In the first Trump administration, the SEC and other federal authorities charged then-Rep. Chris Collins — an early backer of the president — over insider trading. Trump pardoned Collins before leaving office in 2020. And in the early 1990s, the agency investigated a stock sale by the then-president’s son and future president, George W. Bush. Its chief of staff at the time: Paul Atkins.

“He’s not going to view his job as a handmaiden of the White House,” Cato’s Schulp said of how Atkins will handle investigations. But some former SEC officials caution that these are unusual times. Corey Frayer — who advised the agency’s last chair, Gary Gensler, on crypto issues — said “there’s no playbook for this.”

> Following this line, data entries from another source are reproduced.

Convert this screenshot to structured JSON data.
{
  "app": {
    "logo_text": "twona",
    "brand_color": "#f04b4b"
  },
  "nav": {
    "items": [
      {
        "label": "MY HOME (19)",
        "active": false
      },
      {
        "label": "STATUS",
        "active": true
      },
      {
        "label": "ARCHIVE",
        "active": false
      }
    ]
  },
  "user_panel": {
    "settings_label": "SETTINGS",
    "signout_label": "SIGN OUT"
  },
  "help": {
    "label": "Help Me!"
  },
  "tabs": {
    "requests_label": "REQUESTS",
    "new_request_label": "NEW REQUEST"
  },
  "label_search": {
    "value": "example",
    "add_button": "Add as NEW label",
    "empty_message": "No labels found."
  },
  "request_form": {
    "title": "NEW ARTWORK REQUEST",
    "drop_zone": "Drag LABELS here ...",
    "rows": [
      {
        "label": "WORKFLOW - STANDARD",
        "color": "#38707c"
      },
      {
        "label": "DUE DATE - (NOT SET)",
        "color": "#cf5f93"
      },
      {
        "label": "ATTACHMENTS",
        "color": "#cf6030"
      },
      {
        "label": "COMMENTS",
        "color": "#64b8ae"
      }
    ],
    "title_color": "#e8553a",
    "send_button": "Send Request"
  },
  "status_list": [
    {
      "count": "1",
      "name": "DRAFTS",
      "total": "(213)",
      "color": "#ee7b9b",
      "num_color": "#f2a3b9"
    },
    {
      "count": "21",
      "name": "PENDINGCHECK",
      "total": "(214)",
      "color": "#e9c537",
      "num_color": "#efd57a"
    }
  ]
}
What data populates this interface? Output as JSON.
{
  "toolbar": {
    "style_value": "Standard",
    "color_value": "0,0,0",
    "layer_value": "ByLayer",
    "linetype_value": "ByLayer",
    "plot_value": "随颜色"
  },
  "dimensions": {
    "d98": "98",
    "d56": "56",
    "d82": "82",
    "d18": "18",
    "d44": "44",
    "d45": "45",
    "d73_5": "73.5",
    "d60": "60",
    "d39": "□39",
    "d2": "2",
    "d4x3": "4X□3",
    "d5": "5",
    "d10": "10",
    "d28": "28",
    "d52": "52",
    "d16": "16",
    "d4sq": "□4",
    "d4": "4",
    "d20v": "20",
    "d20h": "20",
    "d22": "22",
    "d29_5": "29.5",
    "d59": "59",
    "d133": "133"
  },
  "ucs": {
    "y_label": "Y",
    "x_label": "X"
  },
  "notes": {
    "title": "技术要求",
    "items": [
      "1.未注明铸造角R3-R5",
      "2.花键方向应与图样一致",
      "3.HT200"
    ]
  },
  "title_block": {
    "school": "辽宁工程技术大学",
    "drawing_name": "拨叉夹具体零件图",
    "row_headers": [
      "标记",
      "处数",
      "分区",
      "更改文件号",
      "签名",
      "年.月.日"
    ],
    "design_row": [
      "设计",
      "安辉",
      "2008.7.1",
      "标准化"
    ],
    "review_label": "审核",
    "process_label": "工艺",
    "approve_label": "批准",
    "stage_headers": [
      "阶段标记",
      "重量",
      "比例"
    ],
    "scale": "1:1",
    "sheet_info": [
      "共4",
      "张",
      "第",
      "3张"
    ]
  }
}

“My dispiriting sense now is it really doesn't matter what the facts are. It’s about who you know,” said Herb Janick, a former SEC attorney who worked on the Bush investigation.

Still, Atkins, long a proponent of lighter-touch regulation, is widely believed to be in lockstep with the administration on hot-button issues like crypto. That could spell good news for the industry's push to launch investment products tied to digital assets like XRP and Solana, Bloomberg Intelligence senior exchange-traded fund analyst Eric Balchunas said.

But other issues aren’t as clear-cut. The SEC has yet to publicly state what it will do about its lawsuit against Musk, who has been accused by the agency of failing to properly disclose his purchases of Twitter stock in 2022. Former SEC officials have said it would be a difficult case for the SEC to walk away from, and Republican Commissioner Hester Peirce voted in favor of bringing the lawsuit, according to Reuters.

What's more, the investment firm Tuttle Capital Management is proposing to launch funds that would double investors’ exposure to Trump’s memecoin and one issued by First Lady Melania Trump, a risky but potentially lucrative offering.

The firm’s founder, Matthew Tuttle, said he doesn’t see the products as a lock for approval. But if it were any other SEC, he said, he wouldn’t have even bothered filing the applications.

“How could they deny them?” Balchunas said of the proposed memecoin products. “It’s literally your boss and his wife.”